Além disso, realizar pausas durante a leitura pode melhorar a compreensão do assunto. Nessas pausas, perguntas devem ser levantadas, como, por exemplo, o impacto do assunto estudado em algo que faz parte de sua realidade ou como os tópicos do texto estão relacionados, se esses tópicos possuem a totalidade da informação que buscada, entre outros.
A etapa de reflexão adiciona novas questões durante e após o texto de modo que a leitura se torna mais ativa, permitindo uma reação mais constante do leitor ao conteúdo.
A reação ao texto – como elaboração perguntas, criação imagens mentais, uso do conhecimento prévio para ancorar o conteúdo novo e produção de inferências – são formas ativas de leitura que auxiliam na retenção de informação e estão entre as sete chaves da compreensão (The 7 Keys to Comprehension, 2003), de acordo com as consultoras educacionais Susan Zimmerman e Chryse Hutchins.
A inserção da reflexão em um método tradicional reforça a necessidade de atualização de técnicas e que dificilmente haverá um método que sirva para todos. A beleza da unicidade está nesse ponto, o que não serve para um, pode ter um encaixe ideal para outro, mas ambos podem adaptar para si, algo que já é pré-estabelecido.

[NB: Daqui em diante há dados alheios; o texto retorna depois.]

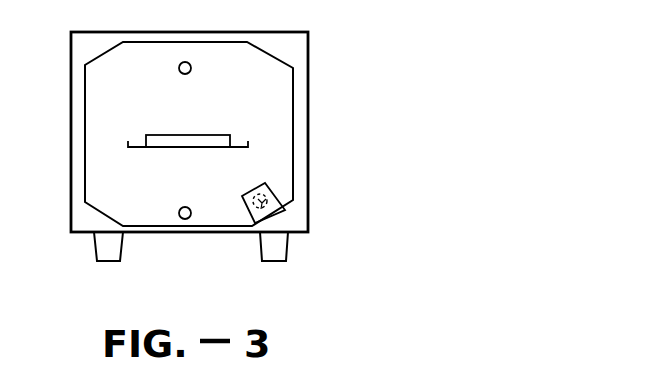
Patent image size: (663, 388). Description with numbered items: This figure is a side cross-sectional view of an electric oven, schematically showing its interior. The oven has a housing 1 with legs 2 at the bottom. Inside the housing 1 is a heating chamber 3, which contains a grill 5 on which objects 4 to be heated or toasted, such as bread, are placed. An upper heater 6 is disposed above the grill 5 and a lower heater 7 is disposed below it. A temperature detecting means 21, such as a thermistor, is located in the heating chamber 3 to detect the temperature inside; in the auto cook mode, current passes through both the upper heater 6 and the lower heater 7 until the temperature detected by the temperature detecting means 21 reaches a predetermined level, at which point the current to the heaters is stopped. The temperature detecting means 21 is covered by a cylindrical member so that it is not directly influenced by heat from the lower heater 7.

The housing 1 is at (262, 32).
The legs 2 is at (102, 243).
The heating chamber 3 is at (134, 55).
The objects to be heated 4 is at (191, 134).
The grill 5 is at (128, 148).
The upper heater 6 is at (187, 62).
The lower heater 7 is at (185, 219).
The temperature detecting means 21 is at (268, 185).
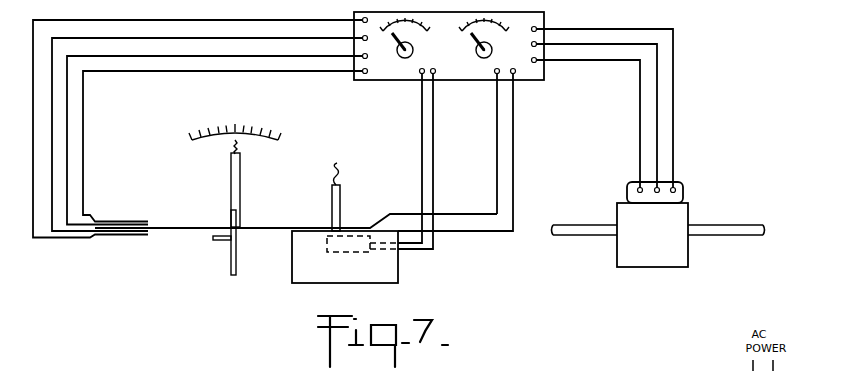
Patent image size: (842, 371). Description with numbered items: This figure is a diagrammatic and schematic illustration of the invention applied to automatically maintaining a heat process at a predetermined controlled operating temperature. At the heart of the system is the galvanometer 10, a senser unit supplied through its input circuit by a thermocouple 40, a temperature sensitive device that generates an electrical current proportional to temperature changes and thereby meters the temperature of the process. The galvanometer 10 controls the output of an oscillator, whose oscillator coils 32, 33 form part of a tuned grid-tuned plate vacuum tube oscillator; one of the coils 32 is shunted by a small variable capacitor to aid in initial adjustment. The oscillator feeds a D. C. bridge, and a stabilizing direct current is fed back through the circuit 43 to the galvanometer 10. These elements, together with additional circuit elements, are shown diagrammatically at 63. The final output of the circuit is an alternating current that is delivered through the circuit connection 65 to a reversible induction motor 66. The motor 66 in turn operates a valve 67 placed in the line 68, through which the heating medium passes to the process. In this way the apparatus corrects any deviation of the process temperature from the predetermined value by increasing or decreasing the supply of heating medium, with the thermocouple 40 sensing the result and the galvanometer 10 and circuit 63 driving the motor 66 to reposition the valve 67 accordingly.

The galvanometer 10 is at (316, 216).
The oscillator coil 32 is at (132, 222).
The oscillator coil 33 is at (131, 236).
The thermocouple 40 is at (349, 161).
The circuit 43 is at (508, 135).
The circuit elements 63 is at (463, 80).
The circuit connection 65 is at (660, 121).
The reversible induction motor 66 is at (681, 184).
The valve 67 is at (684, 267).
The line 68 is at (731, 236).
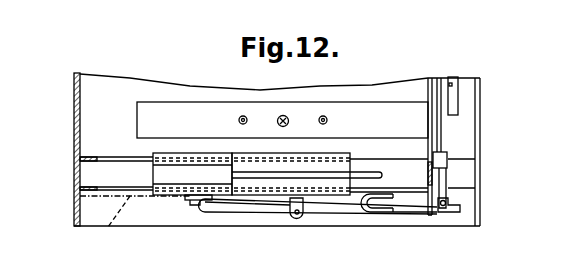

No entanto, os métodos não devem ser tratados como universais ou imutáveis, o que o vasto número de pesquisas sobre perfis de aprendizagem demonstra com facilidade a partir da diversidade de arquétipos existentes. Aumentar o repertório de técnicas possibilita uma maior capacidade de combinação gerando alternativas que supram as particularidades na hora de estudar.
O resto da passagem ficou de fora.